Bill 21, the laicity law introduced last week by the Coalition Avenir Quebec (CAQ), is as bad as many Canadian Jews feared. As Janice Arnold reports in this week’s CJN, “under the proposed legislation, the public servants who cannot wear religious symbols on the job include police officers, prison guards, judges, Crown prosecutors, court security guards, teachers and principals in public elementary and high schools, park wardens and any public employees who carry a firearm.”
If the bill goes into effect, kippah-wearing Jews would be forced to choose between their jobs and expressing their religious beliefs (a “grandfather” clause will apply to those already employed in such positions).
Canadian Jews are rightfully disturbed by this apparent erosion of our freedom of religion. In Quebec, the Jewish community has voiced concern about the CAQ, and last week, the province’s Jewish leaders reiterated that worry. Rabbi Reuven Poupko, Quebec co-chair at the Centre for Israel and Jewish Affairs (CIJA), said his organization is “deeply opposed to the restriction and erosion of the freedom of religion of individuals in the name of secularism,” adding, “Our community believes that the secularism of the state is an institutional duty and not a personal one.” B’nai Brith Canada’s Harvey Levine put it a little more bluntly: “We believe (Bill 21) is a threat to the religious freedoms of Jews, Muslims, Sikhs and all visible religious groups in this province,” he said.

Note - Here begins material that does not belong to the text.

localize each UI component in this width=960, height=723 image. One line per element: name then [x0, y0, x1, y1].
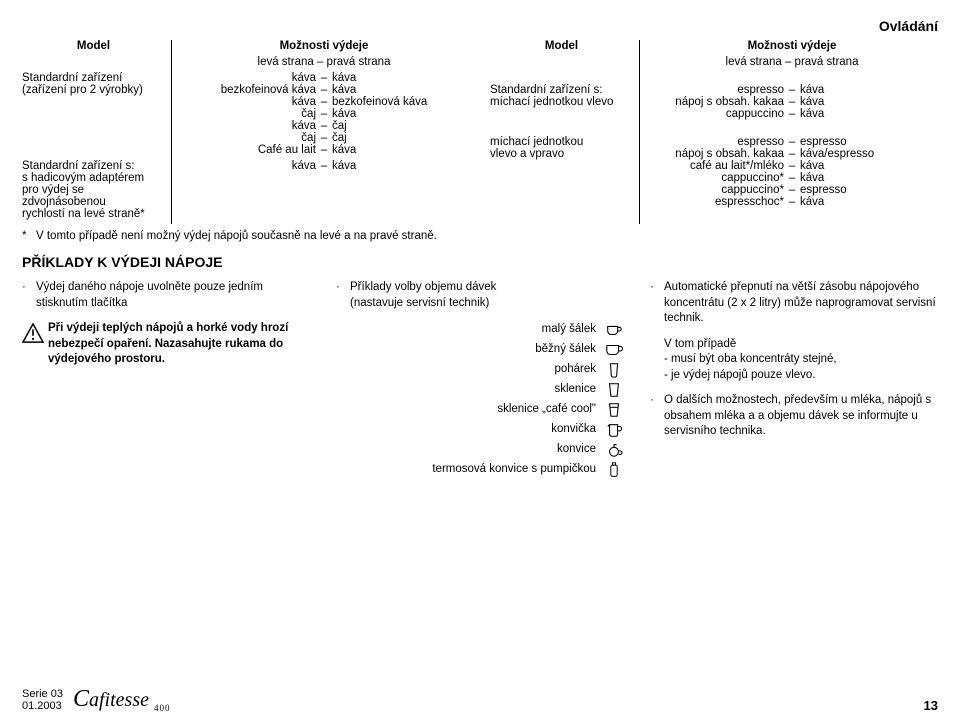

At this point, Bill 21 appears to have a relatively clear path to becoming law in Quebec. So what can Canadian Jews do about it? The first response should be for us to declare solidarity with our co-religionists in Quebec. They have been caught in the middle of the province’s religious accommodation debate for far too long, and now their apprehensions are being borne out. The Jews of Quebec deserve to know that we have their backs, and that we will do whatever we can to support them.
If you have friends or family in Quebec, especially in Montreal, where this legislation will have the most impact, give them a call or write a letter – tell them you’re thinking about them in this difficult time. Synagogue and day school leaders across the country would do well to reach out to their colleagues in Quebec, even institute pen pal campaigns (or whatever the digital equivalent is). We can make our voices heard in protest of this bill.
One of the most disappointing aspects of Bill 21’s introduction thus far has been the relatively muted response by Canadian politicians. Whether they are consumed with that other ongoing Canadian political scandal or simply afraid of costing their party votes in the upcoming federal election – seeing as how a vast majority of Quebecers indicate they want the legislation – the paucity of opposition to the bill so far has been dispiriting. Our community, in conjunction with others similarly affected by Bill 21, needs to play a leading role in changing that.
Above all else, we must remember that this is Canada, and that we have a Charter of Rights and Freedoms to protect us. Let’s meet this action with the collected intelligence and knowledge of our community.